Что не видал, то не видал, а врать не хочу.
ЯСТРЕБ И ЖАВОРОНОК
Пришли к нам два огромных охотника с добрыми лицами, похожие на двух медведей: один побольше, другой поменьше; один повыше, другой покороче.
- Не жалко вам охотиться? — спросила моя жена.
- Как когда, — ответил охотник повыше.
- Бывает, и жалко, — сказал кто потолще.
- Бывает! — подтвердил высокий. — Бывает, даже весь сморщишься, чтобы только слёзы не закапали.
Мы оба с женой улыбнулись, представляя себе, как сморщились от жалости эти медведи.
- Расскажите, — попросила жена, — случай, когда вы поморщились.

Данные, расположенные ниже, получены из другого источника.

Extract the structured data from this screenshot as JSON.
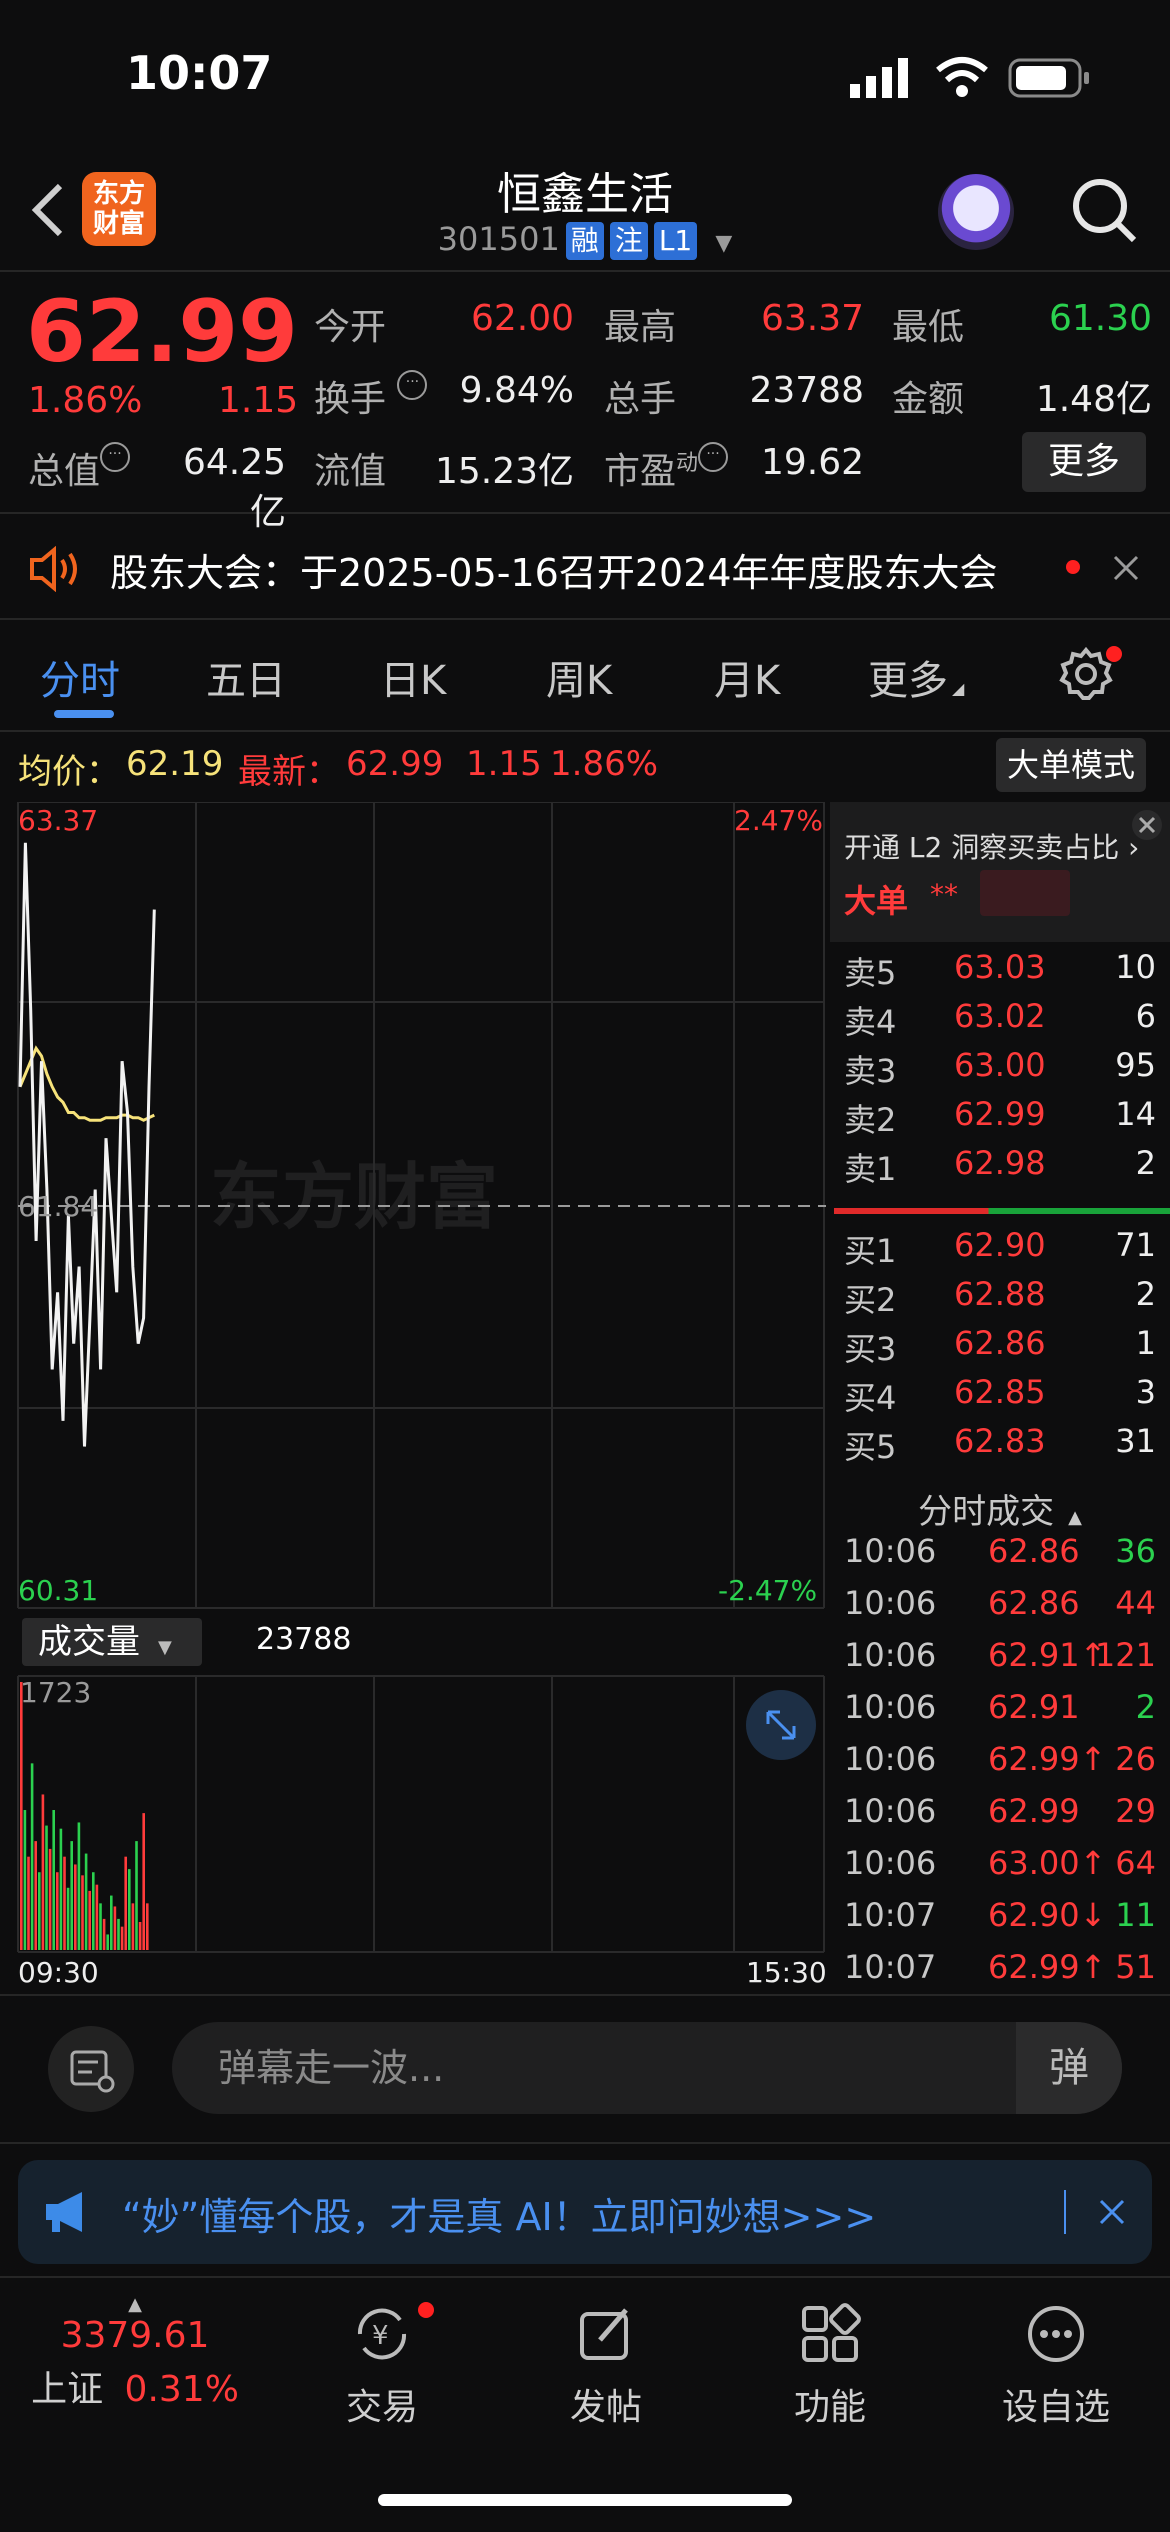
{
  "status_bar": {
    "time": "10:07"
  },
  "header": {
    "back_icon": "chevron-left-icon",
    "logo_text": "东方财富",
    "title": "恒鑫生活",
    "code": "301501",
    "badges": [
      "融",
      "注",
      "L1"
    ],
    "search_icon": "search-icon"
  },
  "quote": {
    "price": "62.99",
    "pct": "1.86%",
    "change": "1.15",
    "open_label": "今开",
    "open": "62.00",
    "high_label": "最高",
    "high": "63.37",
    "low_label": "最低",
    "low": "61.30",
    "turnover_label": "换手",
    "turnover": "9.84%",
    "volume_label": "总手",
    "volume": "23788",
    "amount_label": "金额",
    "amount": "1.48亿",
    "mktcap_label": "总值",
    "mktcap": "64.25亿",
    "float_label": "流值",
    "float": "15.23亿",
    "pe_label": "市盈",
    "pe_sup": "动",
    "pe": "19.62",
    "more": "更多"
  },
  "notice": {
    "text": "股东大会：于2025-05-16召开2024年年度股东大会"
  },
  "tabs": [
    "分时",
    "五日",
    "日K",
    "周K",
    "月K",
    "更多"
  ],
  "info_line": {
    "avg_label": "均价：",
    "avg": "62.19",
    "latest_label": "最新：",
    "latest": "62.99",
    "change": "1.15",
    "pct": "1.86%",
    "big_order_mode": "大单模式"
  },
  "chart": {
    "y_max": "63.37",
    "y_mid": "61.84",
    "y_min": "60.31",
    "pct_max": "2.47%",
    "pct_min": "-2.47%",
    "volume_label": "成交量",
    "volume_total": "23788",
    "volume_max": "1723",
    "time_start": "09:30",
    "time_end": "15:30",
    "watermark": "东方财富"
  },
  "chart_data": {
    "type": "line",
    "title": "",
    "xlabel": "",
    "ylabel": "",
    "ylim": [
      60.31,
      63.37
    ],
    "series": [
      {
        "name": "",
        "values": [
          62.3,
          63.25,
          62.6,
          61.7,
          62.4,
          61.9,
          61.2,
          61.5,
          61.0,
          61.8,
          61.3,
          61.6,
          60.9,
          61.4,
          61.9,
          61.2,
          62.1,
          61.8,
          61.5,
          62.4,
          62.2,
          61.6,
          61.3,
          61.4,
          62.3,
          62.99
        ]
      },
      {
        "name": "均价",
        "values": [
          62.3,
          62.35,
          62.4,
          62.45,
          62.42,
          62.35,
          62.3,
          62.26,
          62.24,
          62.2,
          62.2,
          62.18,
          62.18,
          62.17,
          62.17,
          62.17,
          62.18,
          62.18,
          62.18,
          62.19,
          62.19,
          62.18,
          62.18,
          62.17,
          62.18,
          62.19
        ]
      }
    ],
    "volume_bars": [
      1723,
      900,
      600,
      1200,
      700,
      500,
      1000,
      800,
      650,
      900,
      500,
      780,
      600,
      400,
      700,
      550,
      820,
      480,
      620,
      380,
      500,
      420,
      300,
      200,
      100,
      350,
      280,
      200,
      150,
      600,
      520,
      300,
      700,
      180,
      880,
      300
    ],
    "volume_colors": [
      "r",
      "g",
      "r",
      "g",
      "r",
      "g",
      "r",
      "g",
      "r",
      "g",
      "r",
      "g",
      "r",
      "g",
      "g",
      "r",
      "g",
      "r",
      "g",
      "r",
      "g",
      "r",
      "g",
      "r",
      "g",
      "g",
      "r",
      "g",
      "r",
      "r",
      "g",
      "r",
      "g",
      "r",
      "r",
      "r"
    ]
  },
  "book": {
    "l2_text": "开通 L2 洞察买卖占比",
    "big_order": "大单",
    "big_order_mask": "**",
    "asks": [
      {
        "label": "卖5",
        "price": "63.03",
        "qty": "10"
      },
      {
        "label": "卖4",
        "price": "63.02",
        "qty": "6"
      },
      {
        "label": "卖3",
        "price": "63.00",
        "qty": "95"
      },
      {
        "label": "卖2",
        "price": "62.99",
        "qty": "14"
      },
      {
        "label": "卖1",
        "price": "62.98",
        "qty": "2"
      }
    ],
    "bids": [
      {
        "label": "买1",
        "price": "62.90",
        "qty": "71"
      },
      {
        "label": "买2",
        "price": "62.88",
        "qty": "2"
      },
      {
        "label": "买3",
        "price": "62.86",
        "qty": "1"
      },
      {
        "label": "买4",
        "price": "62.85",
        "qty": "3"
      },
      {
        "label": "买5",
        "price": "62.83",
        "qty": "31"
      }
    ],
    "ticks_title": "分时成交",
    "ticks": [
      {
        "time": "10:06",
        "price": "62.86",
        "qty": "36",
        "dir": "",
        "qcolor": "green"
      },
      {
        "time": "10:06",
        "price": "62.86",
        "qty": "44",
        "dir": "",
        "qcolor": "red"
      },
      {
        "time": "10:06",
        "price": "62.91↑",
        "qty": "121",
        "dir": "up",
        "qcolor": "red"
      },
      {
        "time": "10:06",
        "price": "62.91",
        "qty": "2",
        "dir": "",
        "qcolor": "green"
      },
      {
        "time": "10:06",
        "price": "62.99↑",
        "qty": "26",
        "dir": "up",
        "qcolor": "red"
      },
      {
        "time": "10:06",
        "price": "62.99",
        "qty": "29",
        "dir": "",
        "qcolor": "red"
      },
      {
        "time": "10:06",
        "price": "63.00↑",
        "qty": "64",
        "dir": "up",
        "qcolor": "red"
      },
      {
        "time": "10:07",
        "price": "62.90↓",
        "qty": "11",
        "dir": "down",
        "qcolor": "green"
      },
      {
        "time": "10:07",
        "price": "62.99↑",
        "qty": "51",
        "dir": "up",
        "qcolor": "red"
      }
    ]
  },
  "danmu": {
    "placeholder": "弹幕走一波...",
    "button": "弹"
  },
  "ad": {
    "text": "“妙”懂每个股，才是真 AI！立即问妙想>>>"
  },
  "nav": {
    "index_value": "3379.61",
    "index_name": "上证",
    "index_pct": "0.31%",
    "items": [
      "交易",
      "发帖",
      "功能",
      "设自选"
    ]
  },
  "colors": {
    "up": "#ff3b3b",
    "down": "#2bd14f",
    "accent": "#4a90f0",
    "avg_line": "#f6e27a"
  }
}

- Расскажу, — сказал толстый медведь.
- Ты, наверно, о жаворонке? — спросил высокий.
- И о ястребе, — ответил толстый.
- Хорошо, начинай, а если соврёшь, я стану тебя поправлять.
- Нечего поправлять. Я расскажу всё по правде, как это было.
Это было в конце лета, в начале августа. Мы подходили полем к лесу, где водятся рябчики. Впереди, в травке, показываясь на лысых местах, бежал от нас жаворонок.
«Миша», — говорю я. Короткий показал на высокого. «Миша, — говорю я. — Ты понимаешь, почему жаворонок столько времени бежит от нас и не улетает?» — «Понимаю, — отвечает. — Где-нибудь ястреб на него метится». — «А не думаешь, что у него где-нибудь запоздалое гнёздышко и он нас отводит?» И только я это сказал, вдруг, откуда ни возьмись, ястреб. Жаворонок вмиг стал на крыло, и тут бы ему и гроб, но, к счастью для него, рядом был лес, и он в лес, и ястреб за ним в лес... Но где тут ястребу вертеться между тесными деревьями! Они исчезли в лесу, и мы занялись рябчиками.
Сделали мы в лесу кружок — ни один рябчик нам не отозвался. Итак, мы пришли на то место, где вошли в лес.
«Миша, — говорю я, — мне что-то есть захотелось, давай закусим и пойдём на другое место — в Антонову Сечу». — «Хорошо, — отвечает он. — Стели газету».
Вынул я из сумки газету, расстелил на чистом местечке, на просеке, скатертью, нарезал хлеба, колбаски, и ещё тут было кое-что... Пока я этим занимался, Миша от нечего делать свистел в манок рябчикам.
«Слышишь? — вдруг прошептал он. — Слышишь?»
Я слышу так явственно — рябчик нам в лесу отзывается. Бросил я скатерть-самобранку, схватился за ружьё, жду.
«Летит!» — шепнул Миша.
А это бывает далеко слышно, когда рябчик на манок порхает с дерева на дерево, и всё ближе, ближе.
И вдруг наш рябчик отозвался снизу.
«Бежит», — шепнул Миша.
Я только ружьё перевёл вниз на траву, чтобы встретить его, как вдруг он где-то пырх! Дальше, дальше — и улетел. А из травы выбегает к нам жаворонок.
Мы оторопели, глазам не верим: как это может быть, чтобы полевая птица жаворонок стал бегать по лесу?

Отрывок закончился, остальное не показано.